Friday, January 19, 2007

This is my first personal post ever. I think I need it today.

When I thought I'll write something today, it wasn't supposed to be this. Fifteen minutes ago, I got a phone call from mom, at 3 in the night and her feeble voice told me that something was wrong. Turned out that my nani (I call her badi-mamma) had a severe heart attack earlier tonight. She's in the hopsital. The doctors say that her heart is 80% damaged, that it cannot pump blood to the brain, that she is probably brain dead, and if she does make it through, she'll be bed-ridden for the rest of her life, a condition they say is worse than death, both for the family and the patient. Some blood vessels have come undone and instead of being transported to the brain, the blood is all coming out of her mouth. She is on a life support system and heavy medication.

My mom couldn't sleep. Neither can I. She'll go to her first thing in the morning. I can't.

Though never ever faced with such a situation in my life, I always thought that I could look at death objectively. I thought that if old people over the age of 70 die a natural death, it was perfectly okay. That is how it should be. You feel sad, that is true, but it's not such a big deal. Turns out I was wrong, not surprisingly. I happen to be wrong far too often, especially about myself. Anyways, that's not the issue.

I am no divinity and I have absolutely no authority to pass judgements on anyone, but my nani wasn't a good person. I know of no one, no one who does not detest her for what she has been and what she has done. Even today, her departure, to put it euphemistically, would improve few lives, and lives of people who've got to live for a long time, age-wise. I agree with that judgement. This would sound grotesque, but I'd be happy if she died. At least the others would get to live a decent life. If she survives and is bed-ridden, I guess that'll be her punishment too, to suffer for her deeds in such a pitiless way. That is God's justice. She will also suffer because, every moment, she will receive the best possible care from all those people whom she hurt. If there is an iota of conscience left in her, and if she can still feel and understand, yet be able to do nothing about it, that will also be God's justice. Will it absolve her of her sins? I do not know. I do not care.

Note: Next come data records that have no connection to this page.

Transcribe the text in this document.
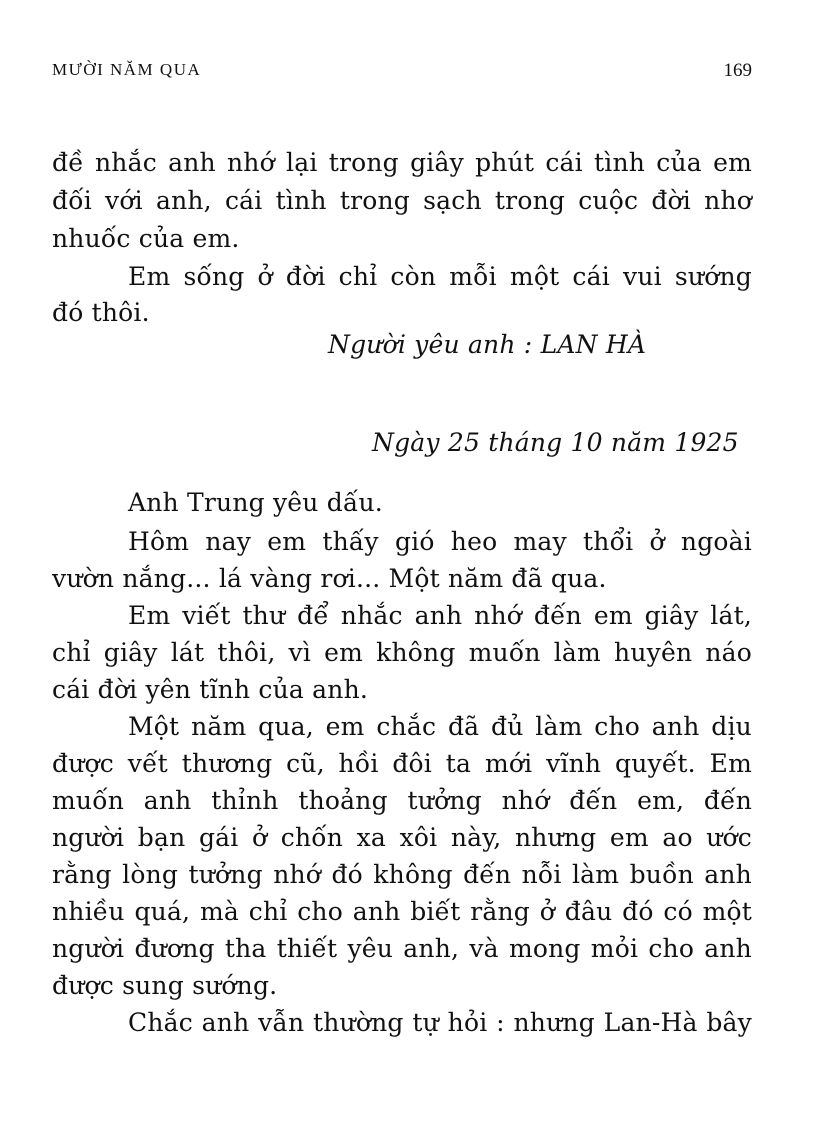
MƯỜI NĂM QUA	169
đề nhắc anh nhớ lại trong giây phút cái tình của em
đối với anh, cái tình trong sạch trong cuộc đời nhơ
nhuốc của em.
Em sống ở đời chỉ còn mỗi một cái vui sướng
đó thôi.
Người yêu anh : LAN HÀ
Ngày 25 tháng 10 năm 1925
Anh Trung yêu dấu.
Hôm nay em thấy gió heo may thổi ở ngoài
vườn nắng... lá vàng rơi... Một năm đã qua.
Em viết thư để nhắc anh nhớ đến em giây lát,
chỉ giây lát thôi, vì em không muốn làm huyên náo
cái đời yên tĩnh của anh.
Một năm qua, em chắc đã đủ làm cho anh dịu
được vết thương cũ, hồi đôi ta mới vĩnh quyết. Em
muốn anh thỉnh thoảng tưởng nhớ đến em, đến
người bạn gái ở chốn xa xôi này, nhưng em ao ước
rằng lòng tưởng nhớ đó không đến nỗi làm buồn anh
nhiều quá, mà chỉ cho anh biết rằng ở đâu đó có một
người đương tha thiết yêu anh, và mong mỏi cho anh
được sung sướng.
Chắc anh vẫn thường tự hỏi : nhưng Lan-Hà bây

You see, I myself hate her. I hate her for what she's done to people I love. Yet I can't sleep. I hate her for what she's done to my nani. My nani, who used to be good when I was a kid, who always kept a packet of cornflakes handy whenever I was to visit her, who's love I could feel permeating through me. I guess that was an illusion too, but even if it was, it was a good one. It didn't live long, though. The things were in place till I was 6, or maybe 7. It's been fourteen years hence. I haven't seen her again. I've seen the 70 year old woman who today is relegated to the mercy of those she tortured. I know it sounds thus, but I have absolutely no sympathy for her.

I cry not for her, but for the woman who was a symbol of what my nani should have been. I cry for that relation. I cry not because I am losing it, but because I realize I never had it. It feels so empty. At times I feel retarded. Some of te pivotal positions in one's life, the people you love the most, the people you get all the love from, the people whom you learn from, have all been missing. Not physically. I feel so incomplete, so insecure. It's a big void within me. Sometimes I just so crave for love. Pure, uninhibited, unconditional love. When I take people seriously, when I help them out, when I do things for them, everyone takes me for a nice guy. I'm not. I'm just plain needy. I'd go to any extent to get a smile from someone, to share a special moment, a special bond with a person just because it alleviates that hollowness a little.

When I write this post, I'm not even thinking of her, of what she's going through, of the physical pain she might be feeling or any other difficulty she might be experiencing. I am thinking of all the people who are out there, standing, dozing, running through the night for her sake. I am thinking of those who should have been there but are not and those who will not be even when they are told. I am thinking of my mother, of her stifled, cracking voice, of the desperation in her voice when she asked me, "Swetank, main so kyun nahi pa rahi? Mujhe kyun fark pad raha hai?" I am thinking of the loss she will face. Her mother, yes, but more than that, it was a constancy in her life that will be no more. For forty-three years, she has seen her, talked to her, loved her, hated her, fought with her, but there was a her. There still is, but it'll never be the same again. I hope it never is. It is better this way. I can't bear to think what my mother is going through and will go through if it does come to pass.

My stomach is doing somersaults now. I wish I knew what I should do. Everyone will tell me that everything will be alright. For once, they'll be right. Everything will be alright if she isn't. That's the irony of it. Why couldn't everything have been alright?